THE BLOG
03/28/2008 10:22 pm ET | Updated May 25, 2011

What is Obama Afraid Of? Clinton's Popular Vote Landslide?

22% of Democratic voters say Obama should withdraw; 22% want Clinton to drop out.

What's going on?

Interestingly, Republicans are more eager to see Clinton drop out rather than Obama. Forty-one percent (41%) of GOP voters say the former First Lady should withdraw, while just 24% say the same about the Senator from Illinois, according to Rasmussen.

Are Republicans more afraid of Clinton than of Obama?

Among unaffiliated voters, 30% say Clinton should drop out, while 25% say the same about Obama.

The pundits have been touting the sudden rush by Obama supporters -- Pat Leahy, Chris Dodd, and others -- for Clinton to drop out of the presidential race --- no surprise here --- but most voters want to see how it will play out.

A solid majority of Democrats, 62%, aren't ready for either candidate to leave the race. Nationally, Clinton and Obama are running essentially even, according to likely Democratic Primary Voters in the Rasmussen Report's daily Presidential Tracking Poll.

Obama supporters are trying to sell the line that the race is over -- and create a self-fulfilling prophecy, with Clinton monies and support drying up. It's a good strategy if you are scared that something will come up and sabatoge Obama's campaign.

No question Clinton is a long shot, maybe 20% according to the political trading markets, but the possibility is there.

Hey, the New York Giants were a much bigger underdog to win the Superbowl just a few months ago.

It's likely that Clinton might win the popular vote in various scenarios, according to predictions in Jay Cost's realistic spreadsheet at RealClearPolitics.

The spreadsheet is based on the popular vote and polls right now.

If Clinton runs the table, wins Pennsylvania by 60%, and wins (or comes real close) in North Carolina and Indiana -- and with voters in Florida and Michigan counted -- her large popular vote majorities will be hard to ignore, which is what Obama fears.

Bottom line, if the Democrats stand to lose Florida and Ohio and Arkansas because Obama is at the top of the ticket, the Superdelegates will have hard thinking to do if they want a Democrat in the White House next year.

Also troubling are the polls that show that more Clinton supporters 28% will bolt the party for McCain if Obama heads the ticket, versus Obama voters 19% who will bolt, if Clinton wins the nomination. (Gallup Poll) These are the Reagan, blue collar, Catholic Republicans, whom every Presidential candidate needs to win to gain the Presidency.

This fear that Clinton might surpass him in the popular vote is why Obama is so desperately trying to disenfranchise voters in these two populous states; and why Obama is trying so hard to get Hillary to drop out of, what most observers see, is still an open race.

Let the voters decide and then we can all feel comfortable backing the popular vote leader.

Relax, it will be over soon enough.

As Cost says, "Here's the broader point.
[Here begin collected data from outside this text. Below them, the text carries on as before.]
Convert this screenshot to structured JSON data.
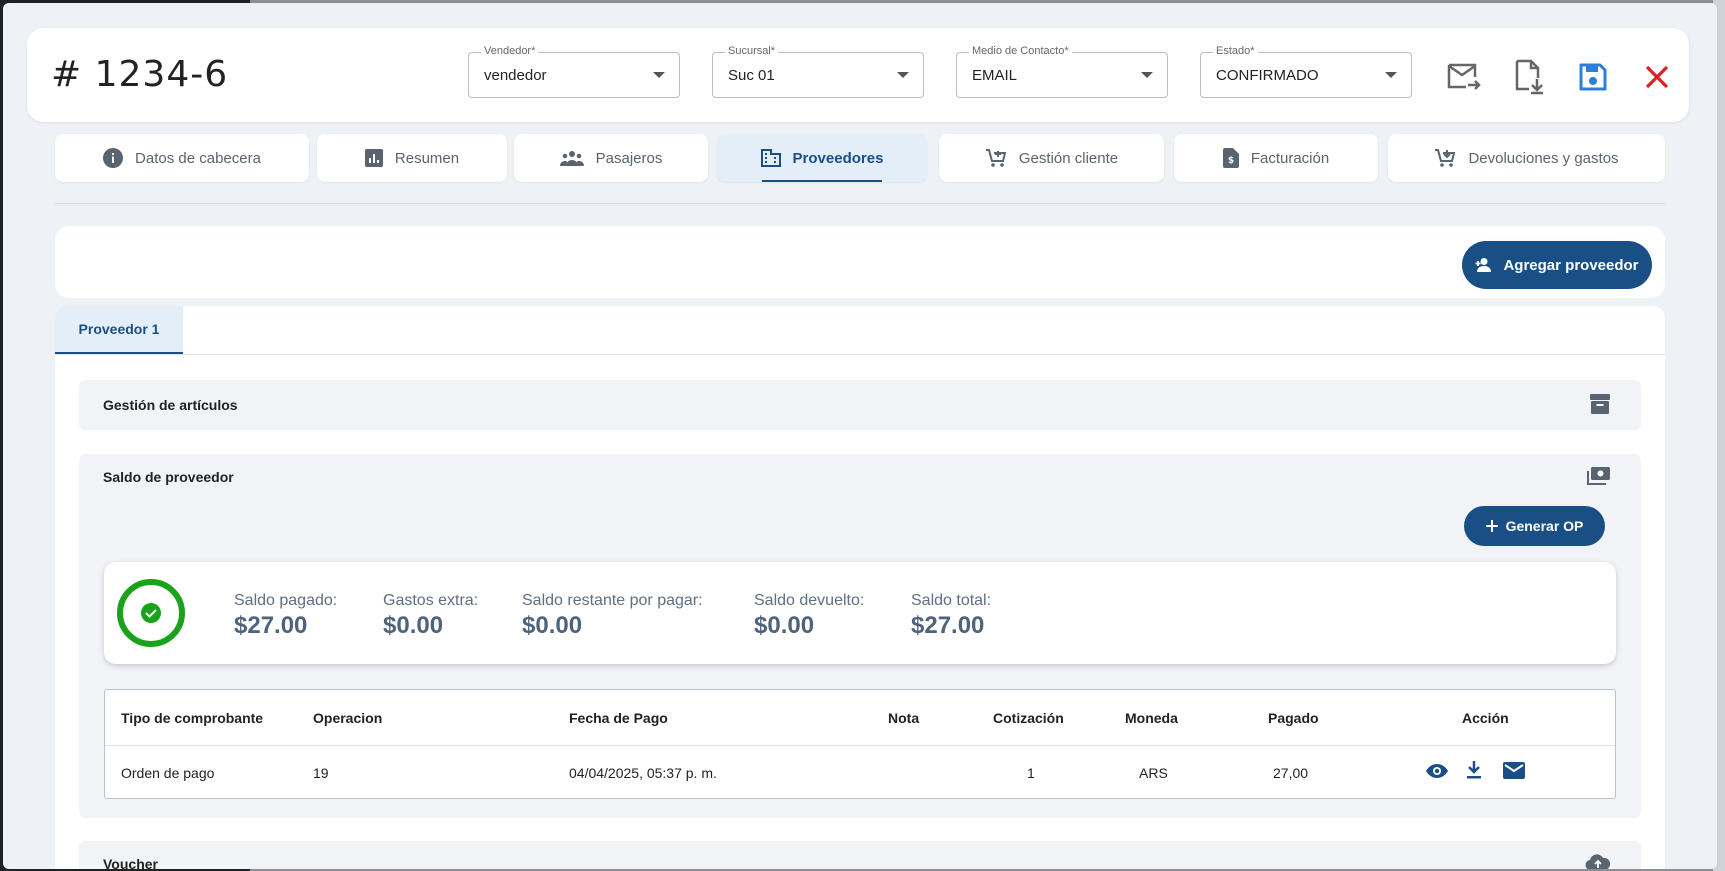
{
  "header": {
    "title": "# 1234-6",
    "selects": [
      {
        "label": "Vendedor*",
        "value": "vendedor"
      },
      {
        "label": "Sucursal*",
        "value": "Suc 01"
      },
      {
        "label": "Medio de Contacto*",
        "value": "EMAIL"
      },
      {
        "label": "Estado*",
        "value": "CONFIRMADO"
      }
    ],
    "icons": [
      "send-email-icon",
      "download-file-icon",
      "save-icon",
      "close-icon"
    ]
  },
  "tabs": [
    {
      "label": "Datos de cabecera",
      "icon": "info-icon"
    },
    {
      "label": "Resumen",
      "icon": "chart-icon"
    },
    {
      "label": "Pasajeros",
      "icon": "group-icon"
    },
    {
      "label": "Proveedores",
      "icon": "building-icon",
      "active": true
    },
    {
      "label": "Gestión cliente",
      "icon": "cart-add-icon"
    },
    {
      "label": "Facturación",
      "icon": "invoice-icon"
    },
    {
      "label": "Devoluciones y gastos",
      "icon": "cart-return-icon"
    }
  ],
  "top_card": {
    "add_provider_label": "Agregar proveedor"
  },
  "provider_tab": {
    "label": "Proveedor 1"
  },
  "sections": {
    "articles": {
      "title": "Gestión de artículos"
    },
    "balance": {
      "title": "Saldo de proveedor",
      "generate_op_label": "Generar OP"
    },
    "voucher": {
      "title": "Voucher"
    }
  },
  "summary": {
    "paid": {
      "label": "Saldo pagado:",
      "value": "$27.00"
    },
    "extra": {
      "label": "Gastos extra:",
      "value": "$0.00"
    },
    "remaining": {
      "label": "Saldo restante por pagar:",
      "value": "$0.00"
    },
    "returned": {
      "label": "Saldo devuelto:",
      "value": "$0.00"
    },
    "total": {
      "label": "Saldo total:",
      "value": "$27.00"
    }
  },
  "table": {
    "headers": [
      "Tipo de comprobante",
      "Operacion",
      "Fecha de Pago",
      "Nota",
      "Cotización",
      "Moneda",
      "Pagado",
      "Acción"
    ],
    "rows": [
      {
        "tipo": "Orden de pago",
        "operacion": "19",
        "fecha": "04/04/2025, 05:37 p. m.",
        "nota": "",
        "cotizacion": "1",
        "moneda": "ARS",
        "pagado": "27,00"
      }
    ]
  },
  "colors": {
    "primary": "#1a4f86",
    "success": "#1aa31a",
    "danger": "#e02020",
    "save": "#2b7fd8"
  }
}
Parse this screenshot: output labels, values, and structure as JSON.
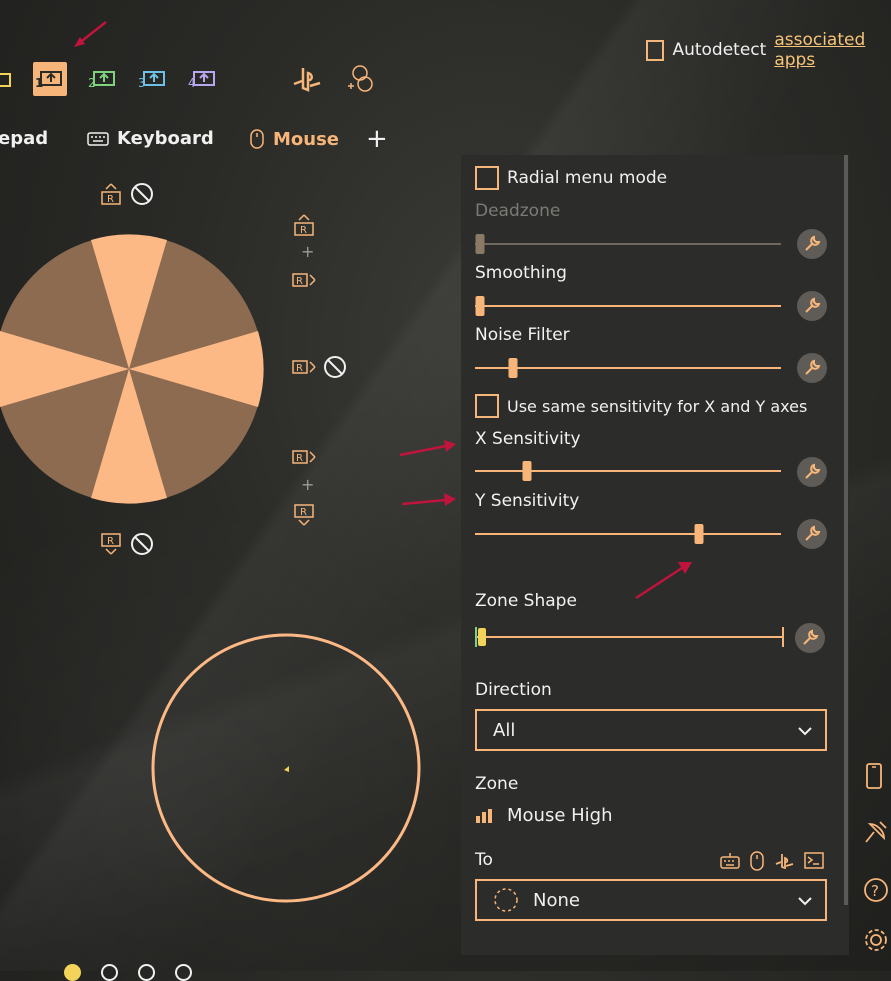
{
  "top": {
    "autodetect_label": "Autodetect",
    "associated_apps_link": "associated apps",
    "slots": [
      "1",
      "2",
      "3",
      "4"
    ]
  },
  "tabs": {
    "gamepad": "epad",
    "keyboard": "Keyboard",
    "mouse": "Mouse",
    "add": "+"
  },
  "stick_cluster": {
    "plus_1": "+",
    "plus_2": "+"
  },
  "panel": {
    "radial_menu_mode": "Radial menu mode",
    "deadzone": "Deadzone",
    "smoothing": "Smoothing",
    "noise_filter": "Noise Filter",
    "same_sensitivity": "Use same sensitivity for X and Y axes",
    "x_sensitivity": "X Sensitivity",
    "y_sensitivity": "Y Sensitivity",
    "zone_shape": "Zone Shape",
    "direction_label": "Direction",
    "direction_value": "All",
    "zone_label": "Zone",
    "zone_value": "Mouse High",
    "to_label": "To",
    "to_value": "None"
  },
  "slider_levels": {
    "deadzone": 0.0,
    "smoothing": 0.0,
    "noise_filter": 0.11,
    "x_sensitivity": 0.16,
    "y_sensitivity": 0.74
  },
  "colors": {
    "accent": "#f7b57a",
    "panel_bg": "#2c2c2a",
    "annotation_red": "#c0143c"
  },
  "icons": [
    "gamepad-icon",
    "keyboard-icon",
    "mouse-icon",
    "playstation-icon",
    "wrench-icon",
    "chevron-down-icon",
    "phone-icon",
    "satellite-icon",
    "help-icon",
    "settings-icon",
    "blocked-icon"
  ]
}
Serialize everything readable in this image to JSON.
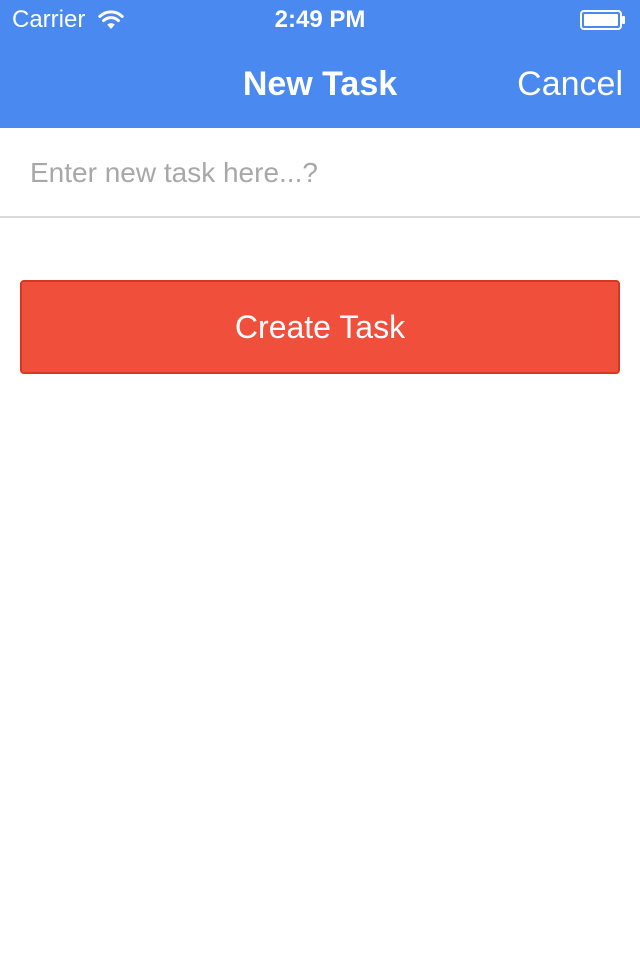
{
  "status_bar": {
    "carrier": "Carrier",
    "time": "2:49 PM",
    "wifi_icon": "wifi-icon",
    "battery_icon": "battery-icon"
  },
  "nav": {
    "title": "New Task",
    "cancel_label": "Cancel"
  },
  "form": {
    "task_input": {
      "value": "",
      "placeholder": "Enter new task here...?"
    },
    "create_button_label": "Create Task"
  },
  "colors": {
    "nav_background": "#4a89ef",
    "button_background": "#f04f3b",
    "button_border": "#d9361f",
    "placeholder_text": "#a8a8a8",
    "divider": "#d9d9d9"
  }
}
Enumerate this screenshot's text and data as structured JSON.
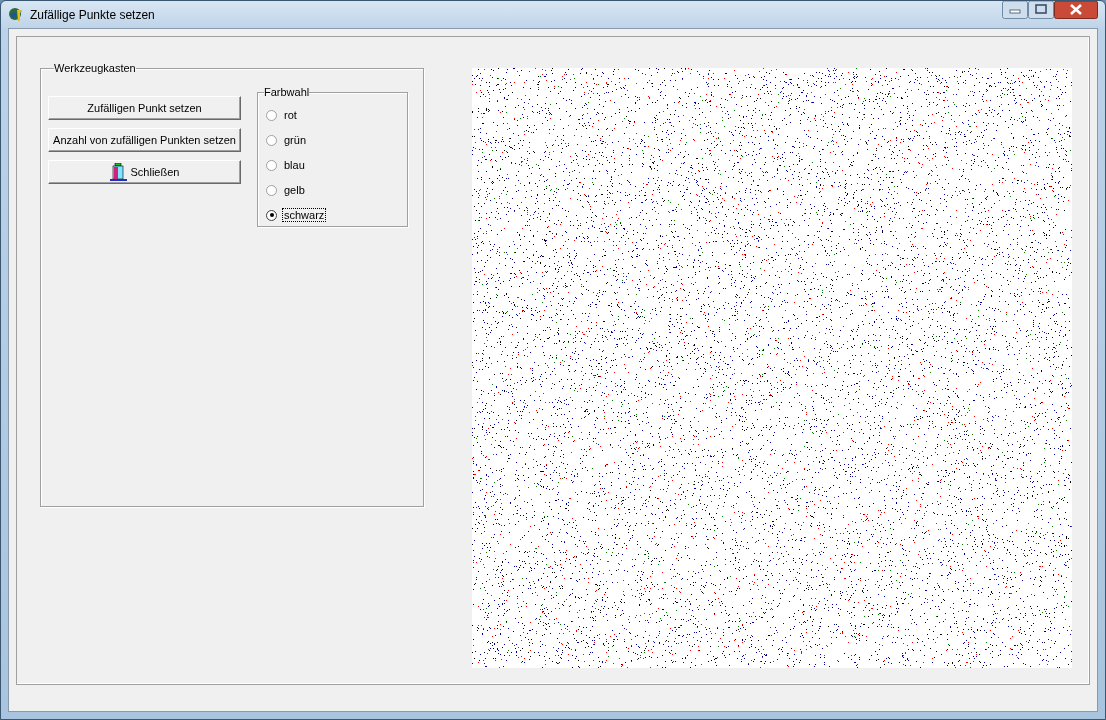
{
  "window": {
    "title": "Zufällige Punkte setzen"
  },
  "toolbox": {
    "title": "Werkzeugkasten",
    "buttons": [
      {
        "label": "Zufälligen Punkt setzen",
        "kind": "plain"
      },
      {
        "label": "Anzahl von zufälligen Punkten setzen",
        "kind": "plain"
      },
      {
        "label": "Schließen",
        "kind": "close"
      }
    ],
    "color_choice": {
      "title": "Farbwahl",
      "options": [
        {
          "label": "rot",
          "selected": false
        },
        {
          "label": "grün",
          "selected": false
        },
        {
          "label": "blau",
          "selected": false
        },
        {
          "label": "gelb",
          "selected": false
        },
        {
          "label": "schwarz",
          "selected": true
        }
      ]
    }
  }
}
We have a large number of unknown factors. For many of them, we have very little idea what values they will ultimately take. What we do know is that small changes in several of them could induce large changes in the vote count. This makes it extremely difficult to be as precise as many commentators have been. We need to be wary of all the uncertainty we face here.

"It is for this reason that I offer for public consumption the following Excel spreadsheet. It is set up to enable you to plug turnout and vote margins in, and see what effect the changes will have on the different vote counts. It seems to me that, rather than have Politico, the Times, or the Post outline which outcomes are possible, all of us should just take a look for ourselves."

"If Sen. Obama wins the popular vote then the choice will be easier.

"But if Hillary wins the popular vote but can't quite catch up with the delegate votes, then you have to just ask yourself, 'Which is more important, and who is more likely to win in November?" former President Bill Clinton told ABC earlier this week.

If Obama really is so far ahead, what does he have to lose? Let Florida and Michigan be counted. Let all the other votes be counted.

Obama would still be the favorite. And such a bold move would show a real courage and confidence that would unite Democrats and the rest of the country.